Minggu, Mei 09, 2010

Big Job Cuts Mean Short-Term Gain, Long-Term Pain for Shareholders

Big Job Cuts Mean Short-Term Gain, Long-Term Pain for Shareholders, Study Finds

Posted May 05, 2010 02:47pm EDT by Heesun Wee in Investing, Recession

New research from the Univ. of Colorado, Denver shows major job cuts don't guarantee prosperity down the line but, in fact, lead to lower profits and stock returns.

"Those who cut deepest, relative to industry peers, delivered smaller profits and weaker stock returns for as long as nine years after a recession," theWSJ reports, citing a study by Univ. of Colorado business professor Wayne Cascio. He studied how companies in the Standard & Poor's 500-stock index have performed during and after recessions over an 18 year period.

Why?

Turns out firms that cut aggressively aren't prepared to ramp up quickly once the recovery begins. In contrast, peer firms that cautiously trimmed are well-staffed to take advantage of a swift shift in momentum. "You can't shrink your way into prosperity," says Cascio in the article.

This study is interesting fodder, when American unemployment hovers at 9.7 percent, and firms had cut aggressively and more quickly than during previous recessions. (Wednesday morning: The private sector added jobs in April -- marking the first gains since 2008, according to the ADP report. The market now will focus on the government's monthly jobs report due Friday.)

Wall Street's short-term, quarter mentality

As Aaron and Henry discuss in the accompanying segment, the high expectation of posting consistent quarterly profit growth has made too many managers short-sighted. They're quick to slash jobs to make quarterly numbers and appease shareholders, when most businesses indeed are cyclical with ebbs and flows of growth and lean periods.

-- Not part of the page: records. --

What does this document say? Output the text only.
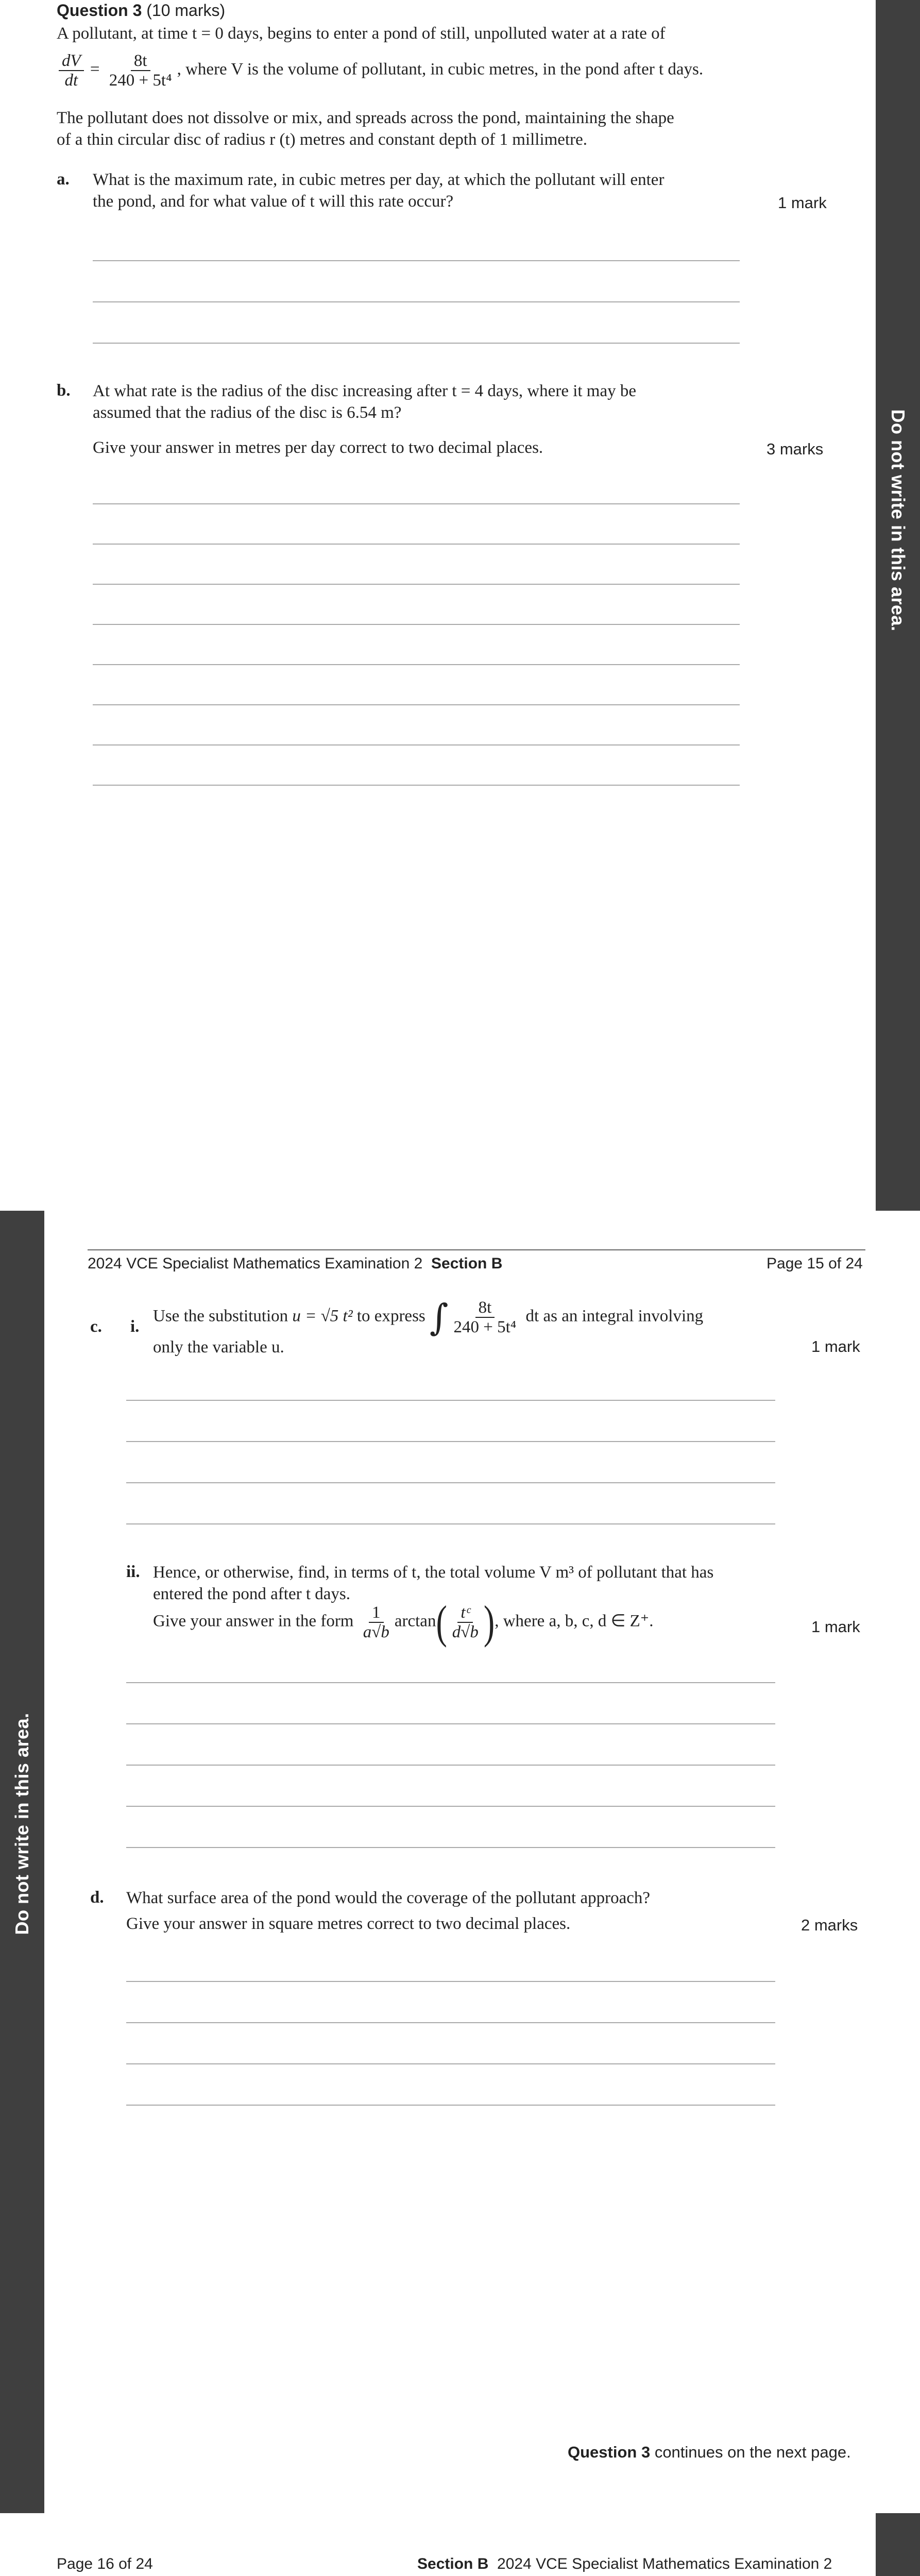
Do not write in this area.
Question 3 (10 marks)
A pollutant, at time t = 0 days, begins to enter a pond of still, unpolluted water at a rate of
$\frac{dV}{dt} = \frac{8t}{\text{240 + 5t⁴}}$ , where V is the volume of pollutant, in cubic metres, in the pond after t days.
The pollutant does not dissolve or mix, and spreads across the pond, maintaining the shape
of a thin circular disc of radius r (t) metres and constant depth of 1 millimetre.
a. What is the maximum rate, in cubic metres per day, at which the pollutant will enter
the pond, and for what value of t will this rate occur?	1 mark
b. At what rate is the radius of the disc increasing after t = 4 days, where it may be
assumed that the radius of the disc is 6.54 m?
Give your answer in metres per day correct to two decimal places.	3 marks
2024 VCE Specialist Mathematics Examination 2 Section B	Page 15 of 24
Do not write in this area.
c. i.
Use the substitution u = √5 t² to express ∫ $\frac{8t}{\text{240 + 5t⁴}}$ dt as an integral involving
only the variable u.	1 mark
ii. Hence, or otherwise, find, in terms of t, the total volume V m³ of pollutant that has
entered the pond after t days.
Give your answer in the form $\frac{1}{a√b} \arctan( \frac{\text{tᶜ}}{d√b}$ ), where a, b, c, d ∈ Z⁺.	1 mark
d. What surface area of the pond would the coverage of the pollutant approach?
Give your answer in square metres correct to two decimal places.	2 marks
Question 3 continues on the next page.
Page 16 of 24	Section B 2024 VCE Specialist Mathematics Examination 2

While deep jobs cuts appear to have helped firms including Ford, others are struggling including Sprint, as explored in the WSJ article. Click herefor a closer look at the companies studied.

The classic children's tale of the ant and the grasshopper applies here. In the fable, the grasshopper is rebuked for idleness during the warm months as industrious ants prepare for the cold, offering a moral lesson about hard work and preparation.

It's a lesson familiar to some business leaders including Apple's Steve Jobs and JPMorgan's Jamie Dimon. Jobs has said too steep cuts hurt the company. And Dimon famously said, "As president of a company, [I]prepare for the worst and hope for the best."